Listen, learn, build, engage, thank, listen

The art of fund development is simple: listen, learn, build, engage, thank and listen again. If you can do these things with ernest sincerity and interest, you are well on your way to success in this field. Sounds easy enough. Yet, when you combine these steps with the everyday of returning emails, filing reports, entering contact reports into the database, attending meetings, comparing benchmarks, returning calls and setting appointments, they tend to get lost. Not good people, not good.



So how can we get back to good on this? How can we take the expectations of our Board, supervisors, whomever it may be and get back to relationships, to fund development, to the reason we got into this field in the first place? My response: make it happen. How can you not?

In a time when donors are giving to fewer organizations, becoming more critical of the impact you may or may not be making, more inclined to dig deeper into who you are, what you are doing and their role in making it all happen, we have to be better. Stop blaming the economy for a lack of funding from private sources. Stop the blame game, period. Sure, sit on the floor for a minute and have a tantrum if it makes you feel better, but then get up and realize that we just have to be better. It is no longer acceptable for donors to be an object; they must become people, family, important. Why haven't they always been? I don't know, but in many cases, we do, indeed, need to get it back to good. (I couldn't help it, I had to put this song in... no real relevance other than the fact that I just quite like it.)


So how? If you can, sit down with the CEO of the organization and find out what role philanthropy plays in your organization. If you are expected to be a major capital philanthropic arm, then there needs to be a mutual understanding of what that is going to take: giving by the board, CEO speaking the mission and vision in the community, philanthropy as PART of the strategic plan, not an afterthought, a focus on RELATIONSHIPS not ROI, the list goes on.

If the CEO, board, etc are not willing to do those things, then go back to the drawing board. But IF they are and IF philanthropy is important, then your donors are important.
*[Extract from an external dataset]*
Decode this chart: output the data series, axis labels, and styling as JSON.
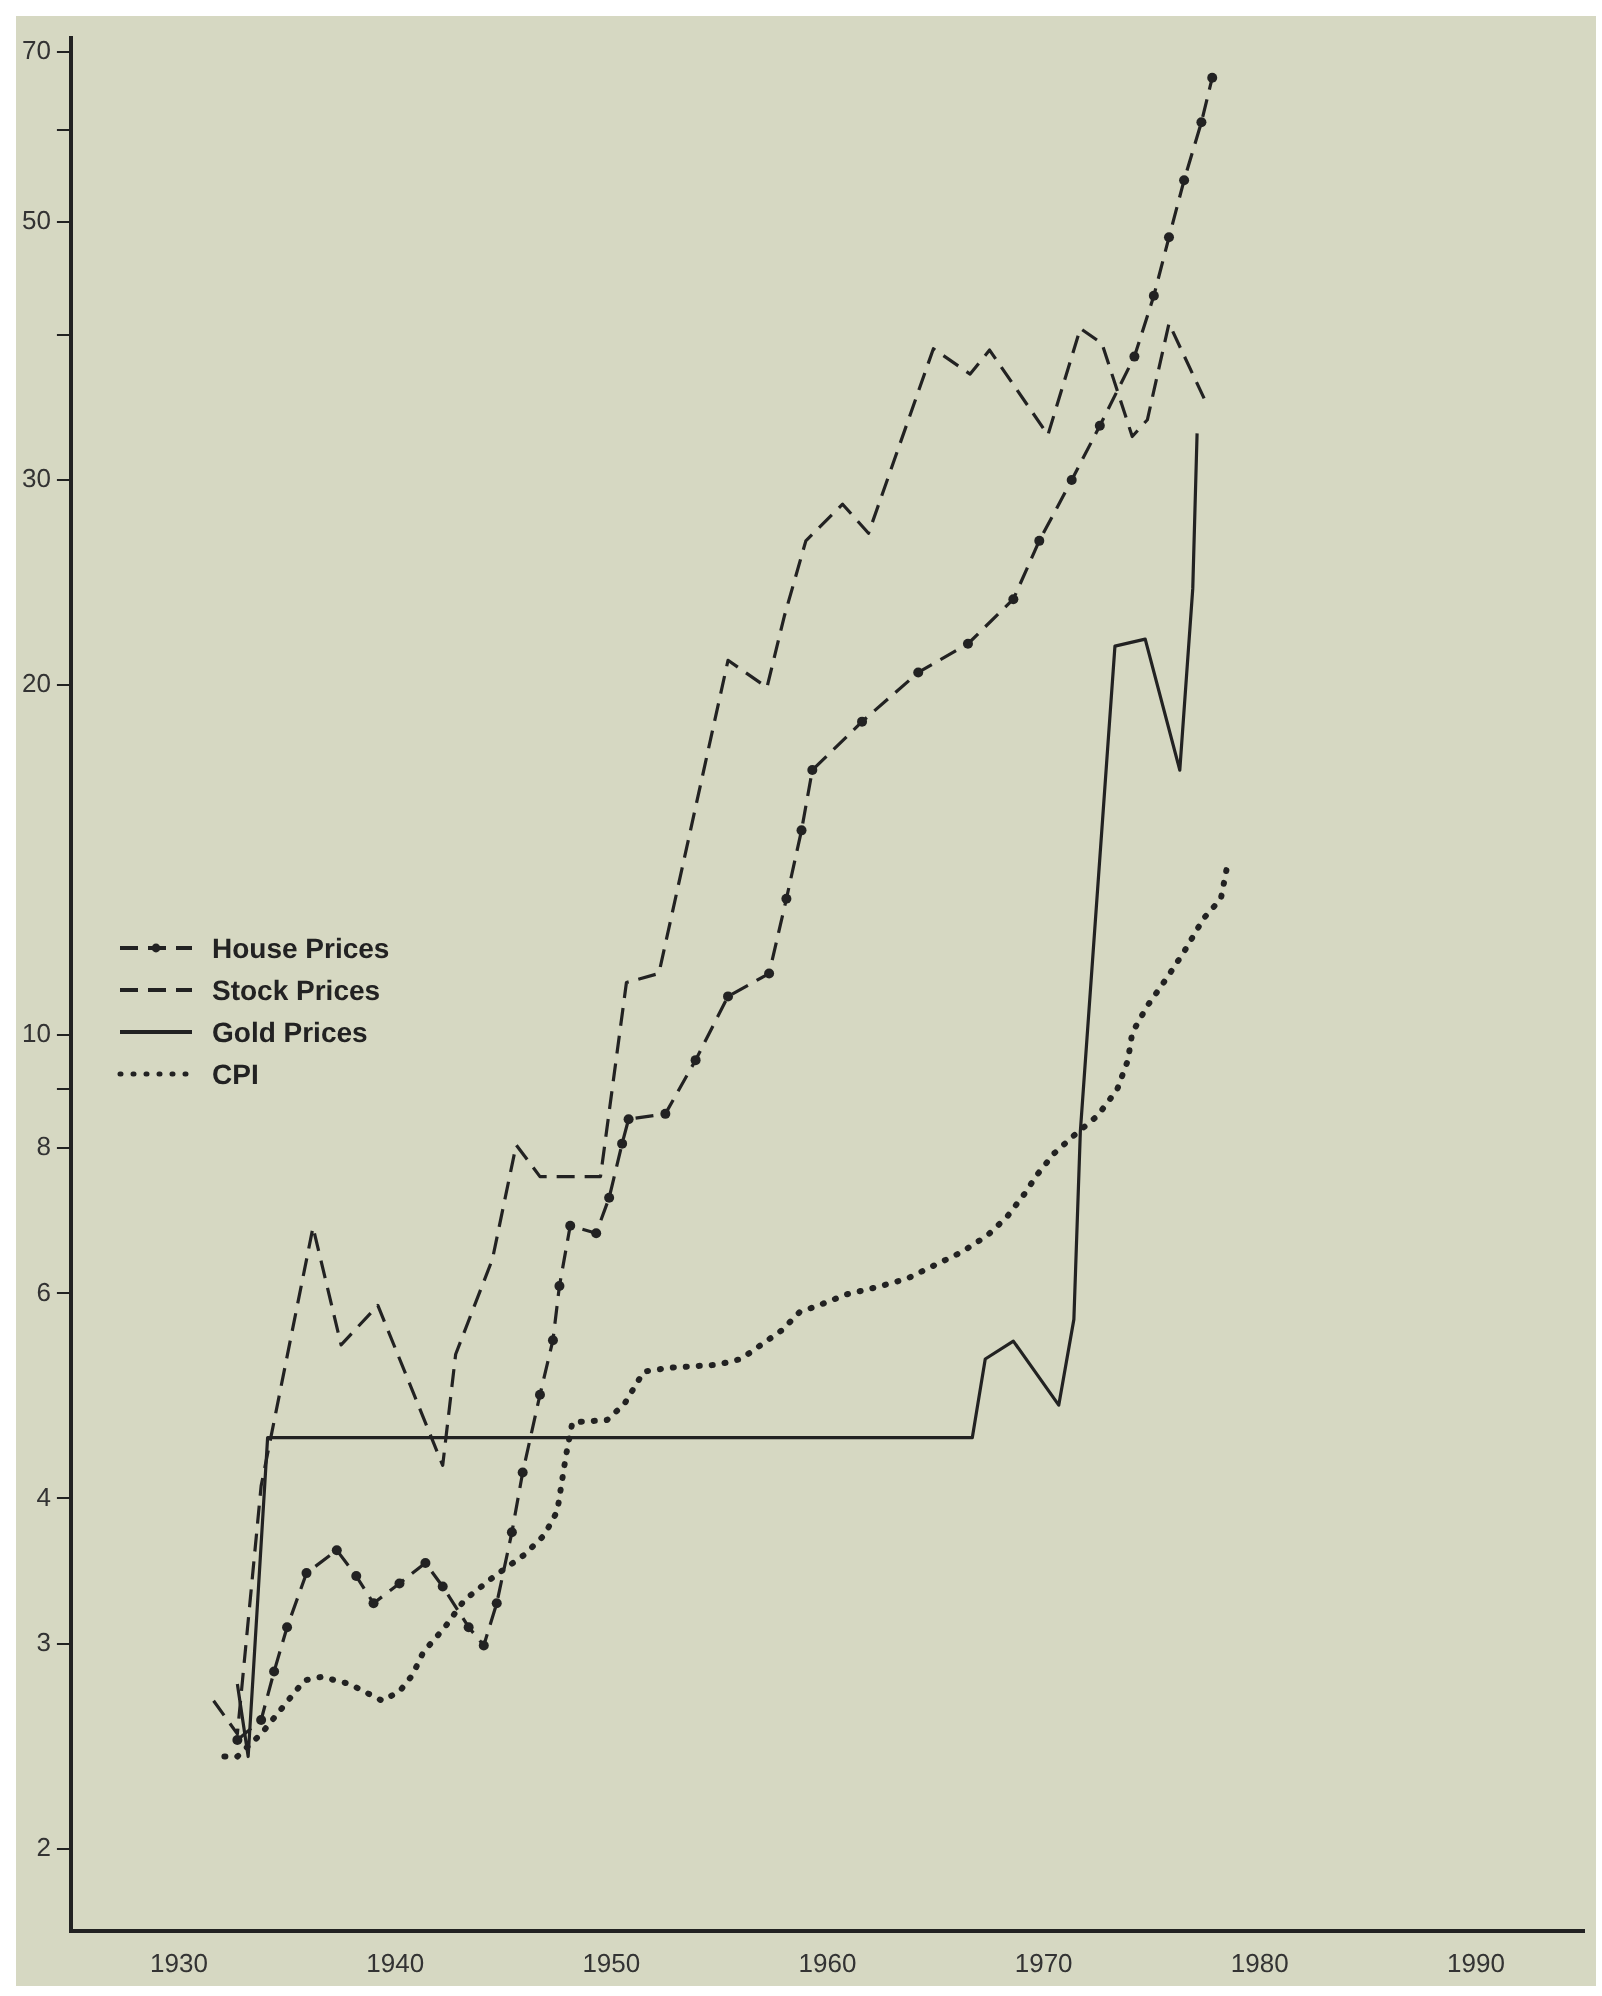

If your donors are important, who they are, where they have been, why they are engaged, what role they want/can play for your organization are ALL important. The minute development officers are encouraged to establish relationships, build and grow them carefully and with passion, that ROI is going to increase. If the only message your development staff/you are hearing is - raise more money, NOW, make more calls, NOW, burn and churn, I can promise you, sustainability and growth in philanthropic revenue are NOT in your future.

It's time we change our own culture of philanthropy in the fund development world. We have been so worried about changing the culture within our organization that we've forgotten to look inward. I'm ready to change that.